Court Opinion

ID: 3245251
Source: CourtListenerOpinion
Date Created: 2016-07-05 16:17:37.500238+00
Date Added: 2024-06-11T09:22:55.211310
License: Public Domain

The question here is the custody of a four-year-old girl as between the mother and father. They were divorced by decree dated March 6, 1948, in which it is recited that by agreement between the parties the custody of the child is to be divided equally between complainant and respondent until the child shall reach the age of six years: thereafter complainant (the mother) is to have the custody for the school term of approximately nine months, and respondent (the father) to have the custody for the remaining three months.
This agreement was not in writing, and the decree did not give any detail of how the custody should be equally divided, the child not having reached the school age. But the parties by mutual arrangement undertook to do so, by which each parent would have four to five weeks' custody successively. This arrangement continued until the mother declined to allow the child to go to its father's custody, bringing on this proceeding. The father seeks to have the original decree enforced; the mother seeks to have the all time custody awarded to her. The trial court granted the petition of the mother and modified the former decree so as to award to the mother the all-time custody. The mother has remarried and has good, respectable and comfortable home surroundings in Montgomery. The husband continues to live in Anniston.

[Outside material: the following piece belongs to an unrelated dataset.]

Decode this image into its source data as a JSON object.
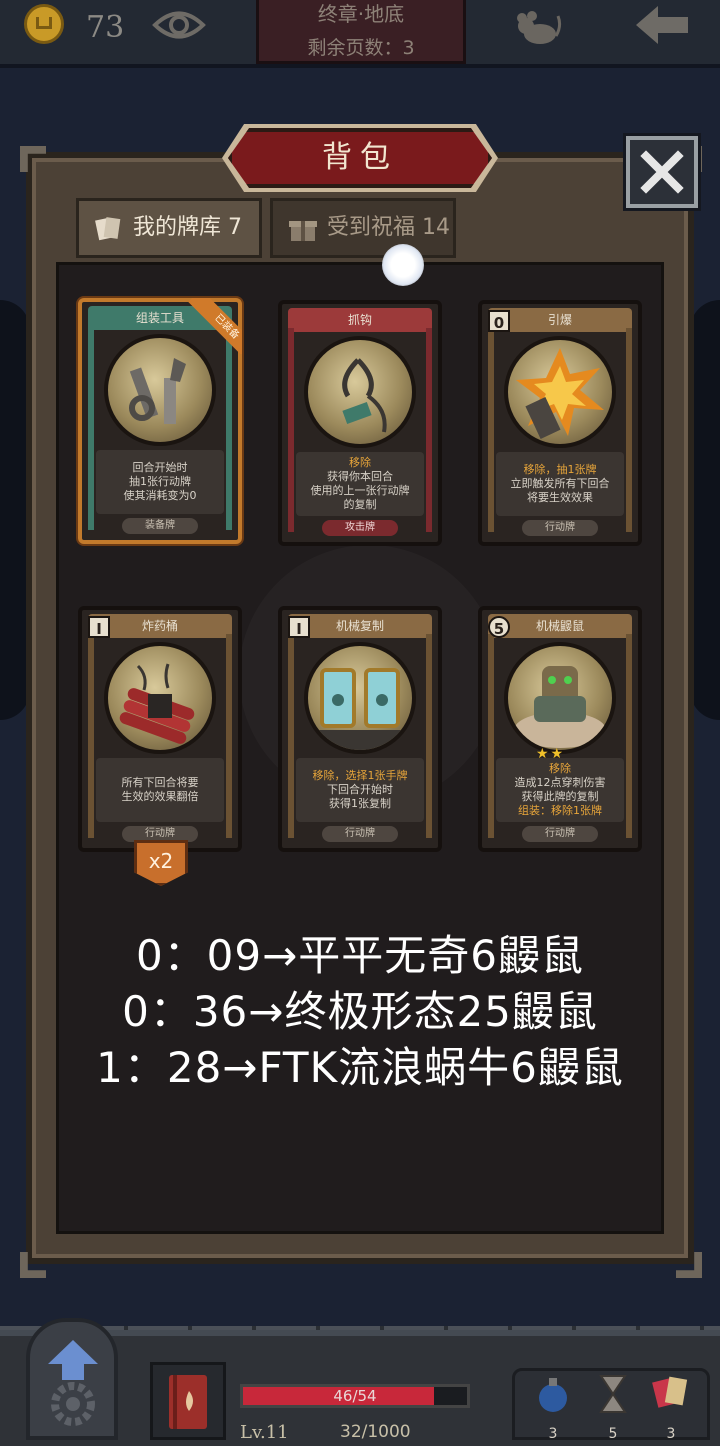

There was ample proof to sustain the decree of the trial court on account of the habits of the father, and the better circumstances of the mother, and because it would not be to the interest of the child to make an extended visit to the father. Details had better not be here recited.
The decree is of course not unchangeable, and the agreement of the parties is not binding in respect to court action thereafter invoked. Payne v. Payne, 218 Ala. 330, 118 So. 575. The court continues to hold the power to make such modification as a change in the circumstances may justify in the future.
The mother will doubtless consent for the father to visit the child when and if his condition justifies it. We do not think it advisable to make specific direction.
Affirmed.
BROWN, LAWSON, and STAKELY, JJ., concur.